Lampoon out today.
Mayor Palmer dined at Memorial Hall last evening.
All borrowed books must be returned to the library before the recess.
The Co-operative Society has procured some new Christmas cards which will be on sale today.
The date on which the second Sophomore theme will be due has been postponed from Jan. 3 to Jan. 9.
Several of Mr. Herbert Spencer's works have been translated into Japanese.
The sparring at the winter meetings promises to be better than ever. There are several promising new candidates.
A bronze statue of the poet Bryant is to be erected in Central Park, New York.
The fourth volume of Dr. McCosh's Philosophic Series, entitled "Certitude, Providence and Prayer," has just been published by Charles Scribner's Sons.
Englishmen are becoming alarmed by a report that Oscar Wilde will appear as a star in the provincial theatres.
The house in which the late Professor Sophocles was born, was built by his great grandfather in 1732, and is still standing.
Mr. MacVane suggested in History 12 yesterday that the Glee Club might do worse than attempt the song that Bloudin sung to King Richard when he discovered his place of captivity.
We are glad to say that the report that Mr. Mellen, instructor of sparring at the gymnasium, was to give up his position, is entirely without foundation.
Term-bills were distributed yesterday.
Wednesday evening the Boston Wesleyan University Club gave a dinner at the Vendome, which was attended by nearly eighty graduates.
Mr. William Blaikie, the author of "How to Get Strong and How to Stay So." has just issued another book called "Sound Bodies for Our Boys and Girls."
The Cuneiform Inscriptions and the Old Testament. Special subject: Hebrew History (continued). Professor Lyon. Upper Divinity Hall, 12 M.
Dr. Ritter, of Vassar College, has recently published two volumes entitled "Music in England" and "Music in America." They are of great interest and fill a need that has long been felt.
The maps procured from Washington for the use of the students in History 13 have arrived and may be obtained of the committee at the rate of six for ten cents.
The Advertiser says the Newport Daily News must be bidding for subscriptions at Yale, as it announces that six deaths from yellow fever occurred at Harvard last week.
The Hartford and Harlem have decided on a new layout, which will probably remove the road entirely from the athletic grounds towards the west. [News.
Matthew Arnold examined some of the classes in the Boston Latin School. He thought they compared well with such schools in England, and in some respects surpassed them.
The office of the Cooperative Societu, will be open from one to four o'clock P. M. only, of each day next week. On Christmas and New Year's days it will not be open.
Veterinary education has received another boom, following close on the establishment of a department in the science at Harvard. Mr.
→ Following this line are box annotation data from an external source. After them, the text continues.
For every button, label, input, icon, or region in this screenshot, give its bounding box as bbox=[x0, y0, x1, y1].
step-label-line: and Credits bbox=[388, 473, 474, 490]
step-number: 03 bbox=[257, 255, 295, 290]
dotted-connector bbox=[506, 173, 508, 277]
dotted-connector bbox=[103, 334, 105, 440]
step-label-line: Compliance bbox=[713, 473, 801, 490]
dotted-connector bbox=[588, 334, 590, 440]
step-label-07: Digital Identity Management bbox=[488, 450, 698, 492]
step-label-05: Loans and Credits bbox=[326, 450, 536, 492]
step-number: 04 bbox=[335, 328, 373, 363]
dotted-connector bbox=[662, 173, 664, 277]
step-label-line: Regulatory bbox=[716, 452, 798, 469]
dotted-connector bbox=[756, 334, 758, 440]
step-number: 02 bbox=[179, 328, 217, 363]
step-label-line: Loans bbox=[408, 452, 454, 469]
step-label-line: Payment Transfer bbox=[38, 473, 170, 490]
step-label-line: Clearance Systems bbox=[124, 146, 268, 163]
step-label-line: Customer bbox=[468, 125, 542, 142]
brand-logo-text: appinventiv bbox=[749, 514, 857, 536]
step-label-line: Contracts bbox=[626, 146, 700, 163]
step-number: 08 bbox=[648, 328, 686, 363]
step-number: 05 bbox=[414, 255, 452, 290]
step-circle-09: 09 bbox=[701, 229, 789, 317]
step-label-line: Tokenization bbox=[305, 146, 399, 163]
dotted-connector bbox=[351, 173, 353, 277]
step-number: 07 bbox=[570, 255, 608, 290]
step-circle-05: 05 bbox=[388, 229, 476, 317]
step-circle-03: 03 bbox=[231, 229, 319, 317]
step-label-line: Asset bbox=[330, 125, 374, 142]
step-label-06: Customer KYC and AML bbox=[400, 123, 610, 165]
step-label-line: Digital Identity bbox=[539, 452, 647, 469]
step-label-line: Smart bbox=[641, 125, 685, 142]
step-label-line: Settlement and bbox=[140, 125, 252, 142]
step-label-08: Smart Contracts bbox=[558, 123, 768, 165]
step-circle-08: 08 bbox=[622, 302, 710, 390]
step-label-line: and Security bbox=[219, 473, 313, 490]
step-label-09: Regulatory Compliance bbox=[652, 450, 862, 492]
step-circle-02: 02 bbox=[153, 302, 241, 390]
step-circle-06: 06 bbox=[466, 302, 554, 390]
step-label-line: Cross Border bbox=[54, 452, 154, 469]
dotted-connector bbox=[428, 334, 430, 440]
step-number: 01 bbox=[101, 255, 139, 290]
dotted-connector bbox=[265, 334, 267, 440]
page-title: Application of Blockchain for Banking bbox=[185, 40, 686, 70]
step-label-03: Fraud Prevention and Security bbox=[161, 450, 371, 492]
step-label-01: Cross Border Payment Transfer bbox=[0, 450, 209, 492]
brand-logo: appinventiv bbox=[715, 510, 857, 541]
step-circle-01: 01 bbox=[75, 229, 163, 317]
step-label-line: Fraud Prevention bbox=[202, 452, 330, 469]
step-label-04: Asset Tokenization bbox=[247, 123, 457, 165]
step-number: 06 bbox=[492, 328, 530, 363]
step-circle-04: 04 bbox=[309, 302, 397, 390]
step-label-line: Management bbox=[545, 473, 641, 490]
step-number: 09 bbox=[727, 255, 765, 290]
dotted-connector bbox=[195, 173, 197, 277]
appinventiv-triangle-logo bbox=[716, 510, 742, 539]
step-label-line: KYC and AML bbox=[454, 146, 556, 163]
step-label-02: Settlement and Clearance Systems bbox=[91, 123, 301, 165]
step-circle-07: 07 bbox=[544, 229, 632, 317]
J. B. Lippincott, of Philadelphia, has offered $10,000 to the veterinary department of the University of Pennsylvania on condition that $15,000 additional be subscribed by others.
Students of English 2 will be interested to learn of the publication of a pamphlet on the Shakspeare-Bacon controversy by the distinguished Shaksperean scholar, Dr. E. Engel. He severely ridicules the writings of Miss Delia Bacon and Miss Pott, and classes them with the recent discovery that Hamlet was a woman in disguise.